Der Regen verschiebt sich in den Winter
Feuchtere Winter, trockenere Sommer: Es ist davon auszugehen, dass die Folgen des Klimawandels zu einer saisonalen Verschiebung der Niederschläge führen. Zu diesem vorläufigen Ergebnis kommt eine Untersuchung, die im Rahmen des Forschungsprojekts „Wasser im Klimawandel – eine Studie über die Auswirkungen“ durch Österreichs führende Forschungseinrichtungen erstellt wurde.
Die neue Zukunftsabschätzung basiert auf einer Analyse, die die GeoSphere Austria aktuell im Rahmen der gemeinsamen Studie mit der TU Wien, der Universität Graz und der Universität für Bodenkultur durchführt. Die vorläufigen Daten zeigen eine saisonale Verschiebung des Niederschlags.

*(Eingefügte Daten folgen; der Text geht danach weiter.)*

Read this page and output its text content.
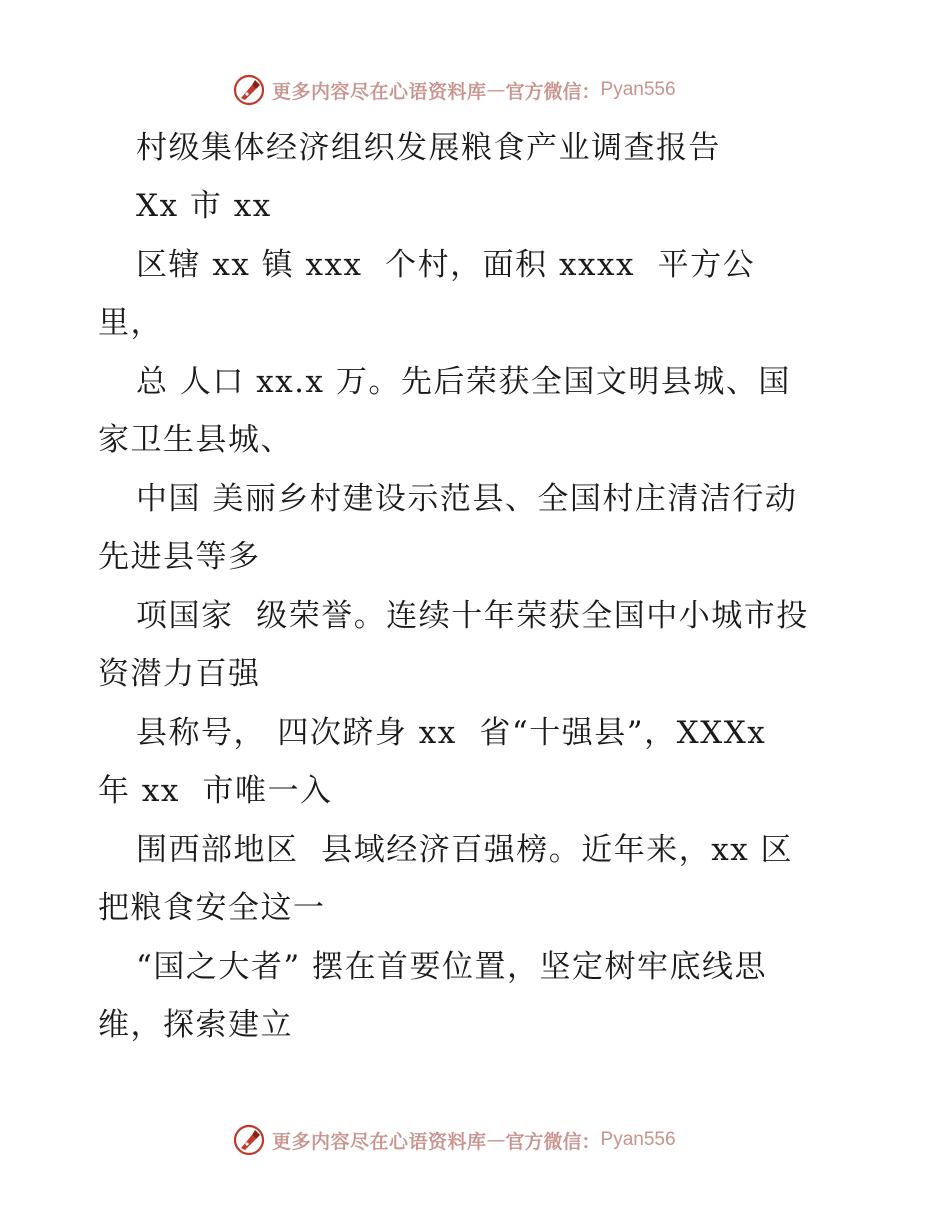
更多内容尽在心语资料库 — 官方微信： Pyan556
村级集体经济组织发展粮食产业调查报告
Xx 市 xx
区辖 xx 镇 xxx  个村，面积 xxxx  平方公
里，
总 人口 xx.x 万。先后荣获全国文明县城、国
家卫生县城、
中国 美丽乡村建设示范县、全国村庄清洁行动
先进县等多
项国家  级荣誉。连续十年荣获全国中小城市投
资潜力百强
县称号， 四次跻身 xx  省“十强县”，XXXx
年 xx  市唯一入
围西部地区  县域经济百强榜。近年来，xx 区
把粮食安全这一
“国之大者” 摆在首要位置，坚定树牢底线思
维，探索建立
更多内容尽在心语资料库 — 官方微信： Pyan556
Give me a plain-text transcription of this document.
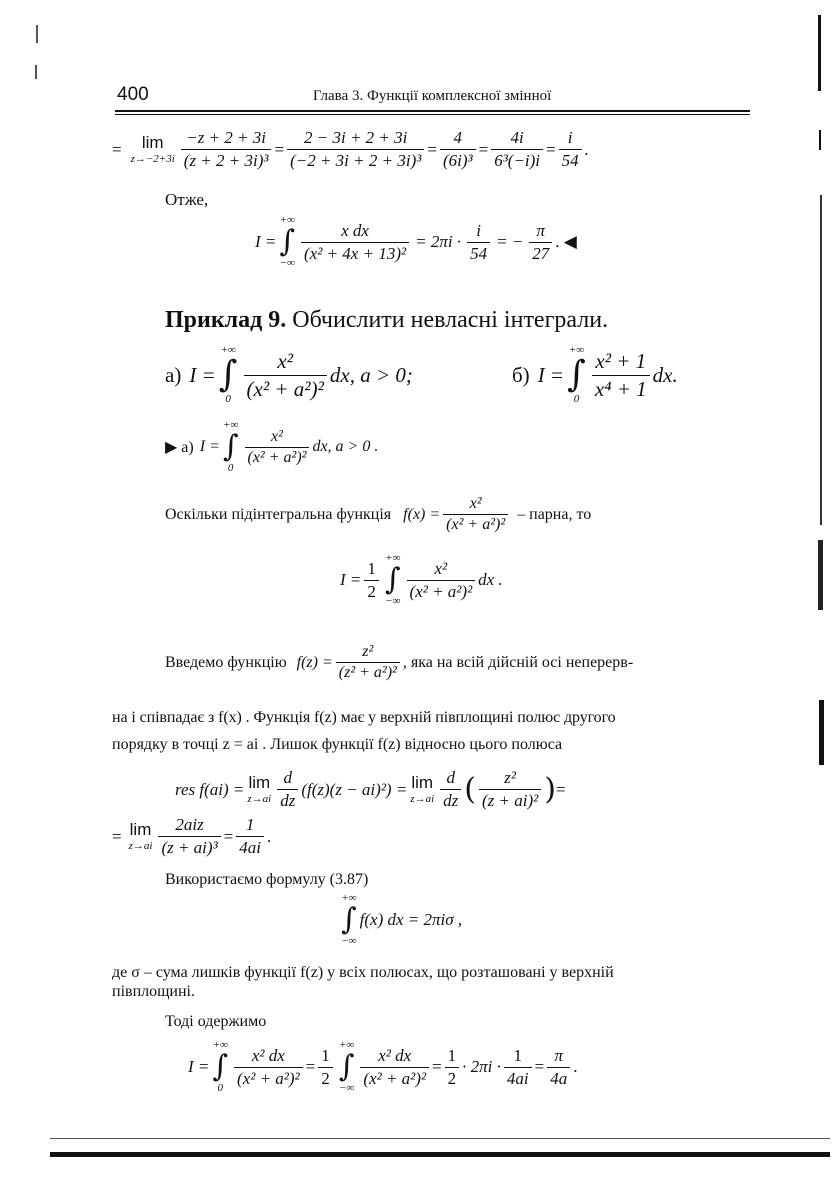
400	Глава 3. Функції комплексної змінної
= lim
$z\to-2+3i \frac{-z + 2 + 3i}{\text{(z + 2 + 3i)³}} = \frac{2 - 3i + 2 + 3i}{\text{(−2 + 3i + 2 + 3i)³}} = \frac{4}{\text{(6i)³}} = \frac{4i}{\text{6³(−i)i}} = \frac{i}{54}$ .
Отже,
I =
+∞
∫
−∞ $\frac{\text{x dx}}{\text{(x² + 4x + 13)²}} = 2\pi i \cdot \frac{i}{54}$ = − $\frac{\pi}{27}$ . ◀
Приклад 9. Обчислити невласні інтеграли.
а) I =
+∞
∫
$0 \frac{\text{x²}}{\text{(x² + a²)²}}$ dx, a > 0;	б) I =
+∞
∫
$0 \frac{\text{x² + 1}}{\text{x⁴ + 1}}$ dx.
▶ а) I =
+∞
∫
0
$\frac{\text{x²}}{\text{(x² + a²)²}}$ dx, a > 0 .
Оскільки підінтегральна функція $f(x) = \frac{\text{x²}}{\text{(x² + a²)²}}$ – парна, то
$I = \frac{1}{2}$
+∞
∫
−∞ $\frac{\text{x²}}{\text{(x² + a²)²}}$ dx .
Введемо функцію $f(z) = \frac{\text{z²}}{\text{(z² + a²)²}}$ , яка на всій дійсній осі неперерв-
на і співпадає з f(x) . Функція f(z) має у верхній півплощині полюс другого
порядку в точці z = ai . Лишок функції f(z) відносно цього полюса
res f(ai) = lim
$z\to ai \frac{d}{dz} (f(z)(z - ai)^2) = \lim$
$z\to ai \frac{d}{dz}$ ( $\frac{\text{z²}}{\text{(z + ai)²}}$ ) =
= lim
$z\to ai \frac{\text{2aiz}}{\text{(z + ai)³}} = \frac{1}{4ai}$ .
Використаємо формулу (3.87)
+∞
∫
−∞
f(x) dx = 2πiσ ,
де σ – сума лишків функції f(z) у всіх полюсах, що розташовані у верхній
півплощині.
Тоді одержимо
I =
+∞
∫
$0 \frac{\text{x² dx}}{\text{(x² + a²)²}} = \frac{1}{2}$
+∞
∫
−∞ $\frac{\text{x² dx}}{\text{(x² + a²)²}} = \frac{1}{2} \cdot 2\pi i \cdot \frac{1}{4ai} = \frac{\pi}{4a}$ .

Menge bleibt im Durchschnitt gleich
Demnach soll der Sommerniederschlag bis zur Mitte des Jahrhunderts im Vergleich zu früheren Berechnungen voraussichtlich zwischen fünf und 15 Prozent abnehmen. Gleichzeitig verschiebt sich der Niederschlag in die kältere Jahreszeit: In der kühleren Jahreshälfte zeichnet sich ein Niederschlagsplus von fünf bis zehn Prozent ab. Im Jahresmittel bleibt die Niederschlagsmenge allerdings weitgehend gleich. Durch den weiterhin robust anhaltenden Temperaturanstieg und der damit verbundenen steigenden Verdunstung der kommenden Dekaden wird jedoch insgesamt weniger Wasser im Boden zur Verfügung stehen.
Mehr Schnee, aber kürzere Schneedecke
„Die neuen globalen Klimaszenarien zeigen für die nächsten Jahrzehnte mehr Winterregen im Flachland und mehr Schnee im Hochgebirge, wobei die Schneedecken tendenziell kürzer liegen bleiben. Im Sommer wird es hingegen eher trockener, das wird spürbare Auswirkungen haben“, sagt Dr. Klaus Haslinger, Hydroklimatologe bei GeoSphere Austria. Er ist gemeinsam mit Prof. Günter Blöschl (TU Wien) für die wissenschaftliche Leitung von „Wasser im Klimawandel – eine Studie über die Auswirkungen“ verantwortlich, der umfassendsten Wasserstudie Österreichs in den vergangenen Jahren, die derzeit im Auftrag des Landwirtschaftsministeriums durchgeführt wird.
Wassermanagement als Herausforderung
Insbesondere in vulnerablen Gebieten im Flachland wird das Wassermanagement aufgrund der saisonalen Niederschlagsverschiebung herausfordernder werden. Trockenere Sommer erhöhen den Bewässerungsbedarf, während gleichzeitig weniger Wasser zur Verfügung steht. Das betrifft insbesondere Regionen in Ostösterreich, in denen weniger Niederschlag fällt als im Westen oder in den Bergen. Regionen wie der Seewinkel, das Weinviertel oder das nördliche Waldviertel sind trockener und auch wärmer als die niederschlagsreichen Gebiete in Westösterreich. Dadurch kommt es auch zu mehr Wasserentzug durch Verdunstung. Haslinger: „Die Aufgabe, die Ressource Wasser vom Überschuss in der kalten Jahreszeit zu den Mangelzeiten im Sommer zu verteilen, wird künftig an Bedeutung gewinnen.“
Sommerregen wird intensiver
Ein weiterer Trend, der bereits zweifelsfrei aus Messdaten abgeleitet wurde, ist eine höhere Intensität der Niederschläge. Durch den Klimawandel steigt die Wahrscheinlichkeit, dass Regen insbesondere in der warmen Jahreszeit in kurzer Zeit sehr intensiv fällt – etwa bei Sommergewitterlagen. Auch wenn im Jahresmittel gleich viel Wasser fällt, verschärft die höhere Intensität das Risiko für lokale Überflutungen.